Someone somewhere once said that there are 931 compressor plugins in the world. Well, now there's 932!
A compressor will even out the audio volume by lowering the volume when the signal is loud. This helps shape the dynamics of the sound both at the initial attack and the sustain tail. Each compressor has their own flavor, and the kHs Compressor tastes sweet.
The attack time is the time it takes to lower the volume when the input volume is over the threshold.
The release time is the time it takes to return the volume to normal when the input volume is under the threshold.
In RMS mode the compressor will measure the volume using the root mean square method, which gives an accurate measurement of audio power.

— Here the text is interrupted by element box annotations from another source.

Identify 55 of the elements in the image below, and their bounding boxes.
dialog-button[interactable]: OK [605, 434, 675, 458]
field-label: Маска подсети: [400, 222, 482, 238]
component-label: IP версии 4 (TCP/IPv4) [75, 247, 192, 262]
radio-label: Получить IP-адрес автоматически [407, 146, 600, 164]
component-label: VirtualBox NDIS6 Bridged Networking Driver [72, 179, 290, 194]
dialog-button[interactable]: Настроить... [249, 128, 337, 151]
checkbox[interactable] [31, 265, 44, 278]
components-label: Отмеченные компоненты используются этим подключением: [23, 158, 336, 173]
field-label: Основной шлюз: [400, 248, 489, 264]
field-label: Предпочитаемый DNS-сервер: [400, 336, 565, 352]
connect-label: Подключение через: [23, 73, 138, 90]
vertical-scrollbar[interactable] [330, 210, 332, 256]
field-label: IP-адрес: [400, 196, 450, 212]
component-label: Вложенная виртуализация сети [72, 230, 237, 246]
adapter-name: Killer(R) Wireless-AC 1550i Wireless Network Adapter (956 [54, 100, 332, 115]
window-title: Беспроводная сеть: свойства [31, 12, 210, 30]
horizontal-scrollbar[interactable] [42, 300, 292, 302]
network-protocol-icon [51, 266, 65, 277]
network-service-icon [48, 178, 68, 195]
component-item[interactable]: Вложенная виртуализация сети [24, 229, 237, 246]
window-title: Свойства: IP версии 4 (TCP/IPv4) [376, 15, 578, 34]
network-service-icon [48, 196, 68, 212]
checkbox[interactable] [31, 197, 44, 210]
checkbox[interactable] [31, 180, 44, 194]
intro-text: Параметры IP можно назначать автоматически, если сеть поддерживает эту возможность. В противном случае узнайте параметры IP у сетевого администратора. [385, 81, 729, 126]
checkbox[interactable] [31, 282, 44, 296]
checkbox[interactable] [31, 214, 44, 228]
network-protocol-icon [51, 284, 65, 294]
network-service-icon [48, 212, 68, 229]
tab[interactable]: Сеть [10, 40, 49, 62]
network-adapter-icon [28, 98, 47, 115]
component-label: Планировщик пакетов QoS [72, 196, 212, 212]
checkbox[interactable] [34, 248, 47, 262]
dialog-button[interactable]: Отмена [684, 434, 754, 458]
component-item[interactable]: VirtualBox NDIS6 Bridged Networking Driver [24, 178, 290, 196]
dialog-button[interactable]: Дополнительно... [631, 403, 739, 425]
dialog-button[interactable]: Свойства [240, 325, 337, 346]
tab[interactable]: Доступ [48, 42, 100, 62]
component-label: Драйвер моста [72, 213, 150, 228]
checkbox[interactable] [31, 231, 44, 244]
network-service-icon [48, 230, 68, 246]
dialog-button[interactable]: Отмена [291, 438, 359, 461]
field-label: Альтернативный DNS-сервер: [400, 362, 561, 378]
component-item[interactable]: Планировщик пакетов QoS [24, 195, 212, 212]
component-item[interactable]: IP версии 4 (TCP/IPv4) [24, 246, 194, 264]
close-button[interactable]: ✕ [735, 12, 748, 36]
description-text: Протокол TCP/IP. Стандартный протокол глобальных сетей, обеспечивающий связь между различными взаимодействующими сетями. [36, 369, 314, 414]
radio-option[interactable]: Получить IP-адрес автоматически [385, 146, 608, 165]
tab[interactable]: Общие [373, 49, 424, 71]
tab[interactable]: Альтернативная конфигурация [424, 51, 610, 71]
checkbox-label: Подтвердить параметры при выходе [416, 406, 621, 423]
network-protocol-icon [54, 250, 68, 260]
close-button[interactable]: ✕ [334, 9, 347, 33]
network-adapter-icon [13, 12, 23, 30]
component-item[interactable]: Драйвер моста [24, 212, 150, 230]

In peak mode the compressor will follow the peaks in the audio waveform, which makes it more responsive to transients.
The ratio decides how much the compressor will reduce the audio volume. At 1:2, for example, the volume will be lowered until it is halfway between the input volume and the threshold.
The threshold for when the compressor will start lowering the volume.
The makeup gain will increase the volume of the output signal to compensate for the loss in overall volume that the compressor causes.
Displays the current input level, the selected threshold, and the compressor's current attenuation.
The dry/wet mix of this effect. A lower value will let some of the unmodified signal through.
Whenever you have your mouse cursor over a snapin there is a small arrow at the top right corner (not visible in screenshot). It opens a settings panel where you handle presets.
It also has a "randomize" button that can be useful. I guess...
The small checkbox to the left of the plugin name is a checkbox that bypasses the effect when disabled.
The bottom right corner of all Kilohearts plugins is a resize handle for scaling the UI to any size. This allows you to get a good view of the controls whatever the screen resolution, and also comes in handy if you need big controls, e.g. when using Compressor as a real-time effect on a touchscreen monitor during a live set. (This is not available when the snapin is used inside a snapin host.)